Former Louisiana private investigator Jordan Hamlett pleaded guilty last year to using President Trump's Social Security Number in repeated attempts to access the president's tax data. On Wednesday, he was sentenced to 18 months in a federal prison for the crime.
Hamlett tried a half-dozen times to retrieve President Trump's tax information through a phony account he created via the use of an online federal student aid application. He then attempted to use the portal to access Trump's data from the IRS.
Prosecutor Ryan Rezaei emphasized the magnitude of the offense, saying, "You're talking about potentially altering a presidential election," adding, "Whether it was for fame or notoriety or money, we'll never know."
In an apology, Hamlett told the court that he had lost "everything," including his house and career, saying, "I was trying to help, and I made a bad decision. It was a mistake, and it was a bad mistake. The lesson's been learned."
US District Judge John deGravelles decided the case, and was appointed to the post by President Obama in 2014. The judge told the defendant that his crime was something to be taken seriously, saying, "This is not about the election: who won, who lost, politics. This was not a noble purpose."
For years, opponents and members of the media have called for Trump to release his tax returns, with some even encouraging entities to leak the information.
NBC host Rachel Maddow obtained two leaked pages of Trump's 2005 tax return in a much-hyped show in March 2017, with the White House pointing out that the disclosure was an illegal act.
A White House official at the time said, "You know you are desperate for ratings when you are willing to violate the law to push a story about two pages of tax returns from over a decade ago."
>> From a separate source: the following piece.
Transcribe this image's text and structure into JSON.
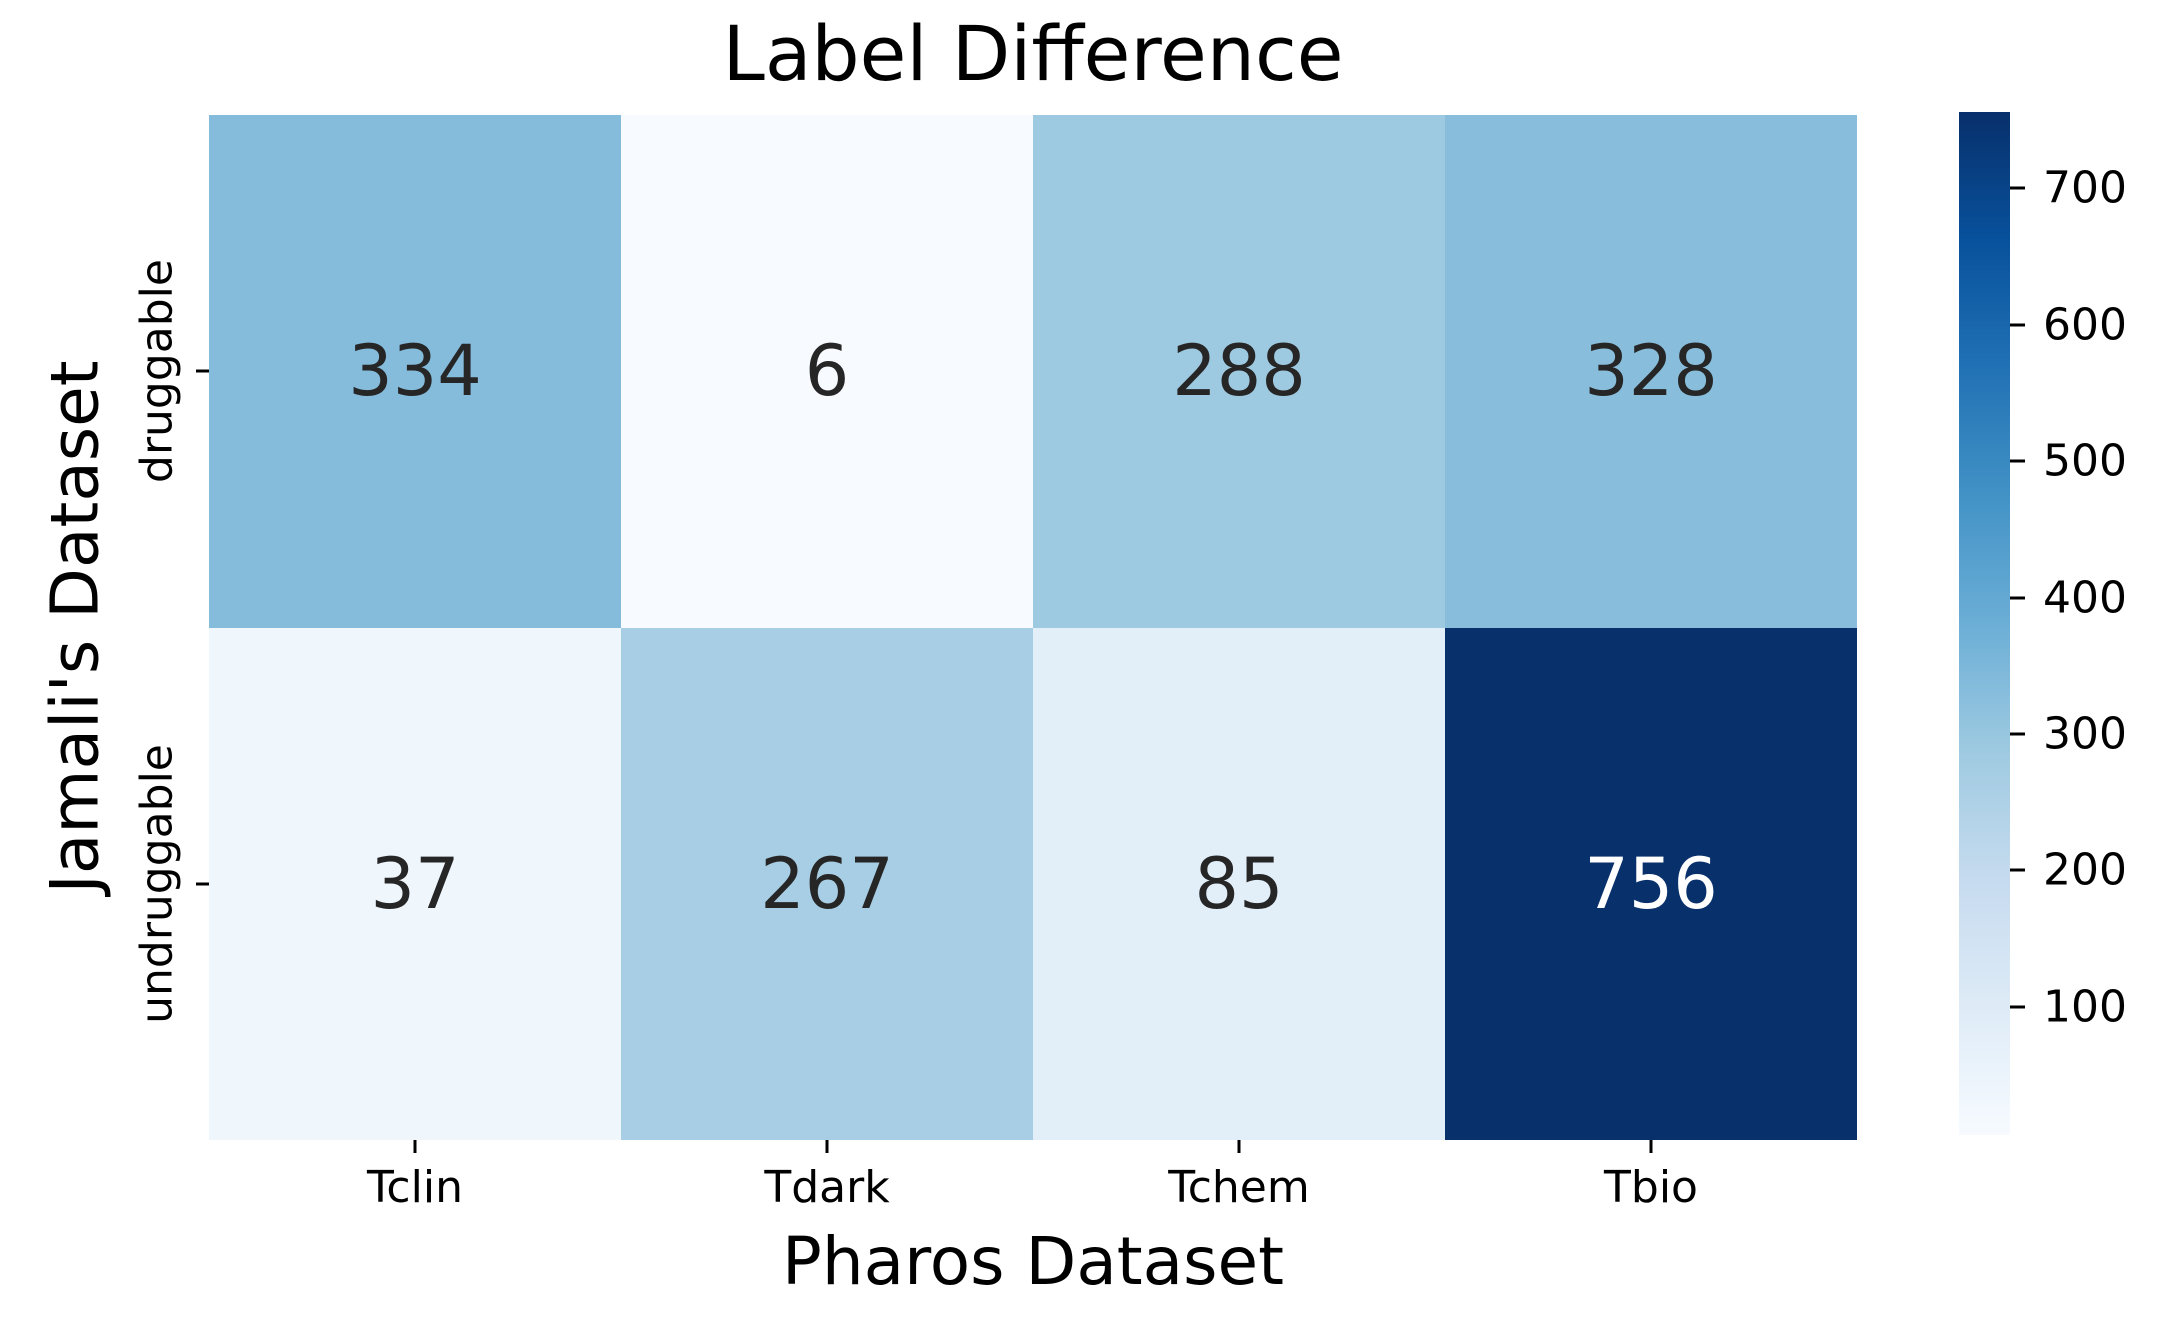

New York Times executive editor Dean Baquet said prior to the election in 2016 that he was also willing to risk jail time in order to get Trump's returns. Acknowledging that the disclosure of an unauthorized tax return is a violation of federal law, Baquet argued that the president's returns would be material information for the public, because Trump at the time was "a presidential candidate whose whole campaign is built on his success as a business man, and his wealth."